Organizadores e participantes de atos antidemocráticos realizados desde o fim das eleições diante de quartéis pelo país podem ser punidos por incitação e por crimes contra o Estado democrático de Direito.

As manifestações contra a eleição de Luiz Inácio Lula da Silva (PT) foram estimuladas pelo presidente Jair Bolsonaro (PL), que, em um primeiro momento, condenou apenas os bloqueios de estradas feitos por seus apoiadores.

Em seu único pronunciamento após a derrota nas urnas, Bolsonaro afirmou que "manifestações pacíficas sempre serão bem-vindas". Ao longo do mandato, o presidente acumulou um histórico de declarações golpistas, levantando suspeita contra o sistema eleitoral sem nunca apresentar provas.

Manifestantes golpistas a favor do presidente Jair Bolsonaro na praça Duque de Caxias, no centro do Rio de Janeiro
Manifestantes em ato antidemocrático no centro do Rio de Janeiro - Eduardo Anizelli-2.nov.22/Folhapress

Especialistas ouvidos pela Folha afirmam que protestos que pedem a intervenção militar atacam a própria Constituição e não estão protegidos pelo direito à liberdade de expressão. A punição para cada conduta deve ser avaliada de forma individual.

Manifestantes que exercem cargos públicos e se manifestam contra o Estado também podem responder a processos administrativos e sofrer punições específicas, a depender da carreira.
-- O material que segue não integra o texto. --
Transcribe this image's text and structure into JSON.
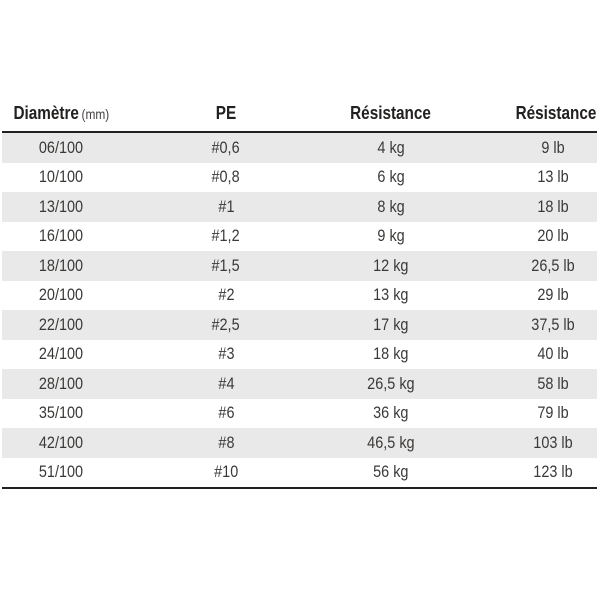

Entenda o que diz a legislação sobre os atos antidemocráticos:

Quais os limites para manifestações políticas e a liberdade de expressão?

A Constituição Federal estabelece que é livre a manifestação do pensamento. A liberdade de expressão, porém, não é um direito absoluto e não protege discursos que ferem a legislação e atacam o próprio Estado.

"Quando a manifestação passa a atingir algo que é considerado ilícito, o próprio Poder Judiciário vai criar as balizas e permitir essa manifestação ou não. A apologia ao nazismo e à intervenção militar violam bens jurídicos que são tutelados pelo Estado e que devem ser preservados", diz Alexandre Wunderlich, professor de direito penal da PUC-RS e autor do livro "Crime Político, Segurança Nacional e Terrorismo".

Atos em frente a quartéis pedindo intervenção militar são puníveis pela legislação?

Sim. Professores de direito afirmam que cada conduta deve ser analisada individualmente. Em tese, aqueles que participaram de atos com bandeiras golpistas podem responder por crime de incitação, previsto pelo Código Penal, com pena de detenção de até seis meses ou multa.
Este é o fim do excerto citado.